Chris and Matt of Serpentine. Mmmm. 

After popping in to the main AOR room and deciding that Kip Winger's blase, one-man acoustic get up wasn't really for me, I proceeded on the Prog room, where I stumbled across an unknown entity known as The Von Hertzen Brothers. Holy shit, is my only way to describe what I witnessed during that hour. I'd never heard of them prior to HRH, but I, amongst many wasn't going to forget them in a hurry. Ever heard of genre boundaries? They haven't. The set kicked off as well-sculpted, encapsulating prog metal, then rapidly evolved in to ska, before fading back in to some form of infectious hardcore wonderment, then returning to prog as if nothing had happened. The band took their crowd and made them their bitches from start to finish - if you weren't a fan of a style they were playing - tough! The VH Bros are without a doubt, masters of their craft and I urge every single one of you to go right out and listen to them. Now.

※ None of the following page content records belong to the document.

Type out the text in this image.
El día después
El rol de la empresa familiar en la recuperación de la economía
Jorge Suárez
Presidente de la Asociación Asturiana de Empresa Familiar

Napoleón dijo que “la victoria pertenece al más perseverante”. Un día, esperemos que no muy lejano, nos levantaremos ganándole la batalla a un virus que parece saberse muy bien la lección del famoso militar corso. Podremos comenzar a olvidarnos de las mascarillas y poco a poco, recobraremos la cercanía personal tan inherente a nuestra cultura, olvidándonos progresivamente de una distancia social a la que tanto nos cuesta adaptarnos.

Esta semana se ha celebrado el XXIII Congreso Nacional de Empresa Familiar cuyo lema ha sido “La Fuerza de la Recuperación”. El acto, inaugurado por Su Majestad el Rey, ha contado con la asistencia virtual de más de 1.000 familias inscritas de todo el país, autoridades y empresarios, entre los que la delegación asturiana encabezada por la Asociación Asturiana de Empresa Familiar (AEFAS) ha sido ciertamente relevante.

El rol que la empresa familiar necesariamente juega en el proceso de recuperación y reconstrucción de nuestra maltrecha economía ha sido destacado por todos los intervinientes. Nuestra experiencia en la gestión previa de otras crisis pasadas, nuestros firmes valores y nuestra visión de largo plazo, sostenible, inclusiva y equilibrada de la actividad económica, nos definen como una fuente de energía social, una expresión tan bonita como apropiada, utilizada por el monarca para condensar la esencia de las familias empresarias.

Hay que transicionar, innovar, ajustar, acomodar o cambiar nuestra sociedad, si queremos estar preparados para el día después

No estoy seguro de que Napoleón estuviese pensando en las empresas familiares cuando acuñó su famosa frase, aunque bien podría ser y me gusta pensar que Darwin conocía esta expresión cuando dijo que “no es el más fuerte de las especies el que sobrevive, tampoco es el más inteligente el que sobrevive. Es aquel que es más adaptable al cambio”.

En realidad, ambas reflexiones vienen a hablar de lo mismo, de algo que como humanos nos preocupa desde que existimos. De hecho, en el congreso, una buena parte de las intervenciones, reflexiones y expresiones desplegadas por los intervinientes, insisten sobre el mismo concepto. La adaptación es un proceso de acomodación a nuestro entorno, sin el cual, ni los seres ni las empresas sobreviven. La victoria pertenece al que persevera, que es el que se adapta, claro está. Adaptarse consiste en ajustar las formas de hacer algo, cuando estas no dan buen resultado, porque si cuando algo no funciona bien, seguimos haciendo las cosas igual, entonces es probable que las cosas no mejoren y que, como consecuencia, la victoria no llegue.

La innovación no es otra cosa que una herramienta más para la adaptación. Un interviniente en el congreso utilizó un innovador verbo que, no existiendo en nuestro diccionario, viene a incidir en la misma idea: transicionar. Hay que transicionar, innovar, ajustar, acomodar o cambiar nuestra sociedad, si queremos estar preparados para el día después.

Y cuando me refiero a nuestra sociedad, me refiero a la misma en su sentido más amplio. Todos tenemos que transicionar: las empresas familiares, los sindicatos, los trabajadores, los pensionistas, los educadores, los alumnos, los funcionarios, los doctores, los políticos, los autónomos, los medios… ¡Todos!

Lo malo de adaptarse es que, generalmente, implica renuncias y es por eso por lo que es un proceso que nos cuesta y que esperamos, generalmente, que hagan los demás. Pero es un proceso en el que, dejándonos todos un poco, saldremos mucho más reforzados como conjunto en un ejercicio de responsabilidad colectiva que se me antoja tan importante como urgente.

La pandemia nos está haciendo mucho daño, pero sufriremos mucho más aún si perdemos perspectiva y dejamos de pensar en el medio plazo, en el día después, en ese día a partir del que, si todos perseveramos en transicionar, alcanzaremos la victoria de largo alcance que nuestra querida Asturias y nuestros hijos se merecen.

The last band of merit I can comment on before I slipped in to a alcoholic haze with H.E.A.T and others, was legendary Skid Row. I was feeling fairly ambivalent towards this set; I grew up with Sebastian era SR, and was excited to see tracks I've known and loved for years live, however, I was dubious of Jonny Solinger and how he would deliver. There will always be the 'He's not Seb' argument. That's absolutely right, he's not, and no amount of money will make it so! Fans can either bitch and whinge about that fact, or embrace the band's new, excited vocal force and continue to enjoy the music of Skid Row performed to an impeccable standard. I couldn't fault their show in any way, and it was nostalgic as hell to watch and incredibly enjoyable! Sure, it's never going to be the Skid Row anyone wants, but that's life, innit?

All in all, Hard Rock Hell AOR/Prog has been an incredible experience! All the bands I saw performed amazingly and the affinity shared by everyone throughout the venue and the weekend was beyond awesome. Definitely one of the best festivals I've had the pleasure to attend. Bring on AOR II!

H.E.A.T's Erik Gronwall. Breakin' silences... and that.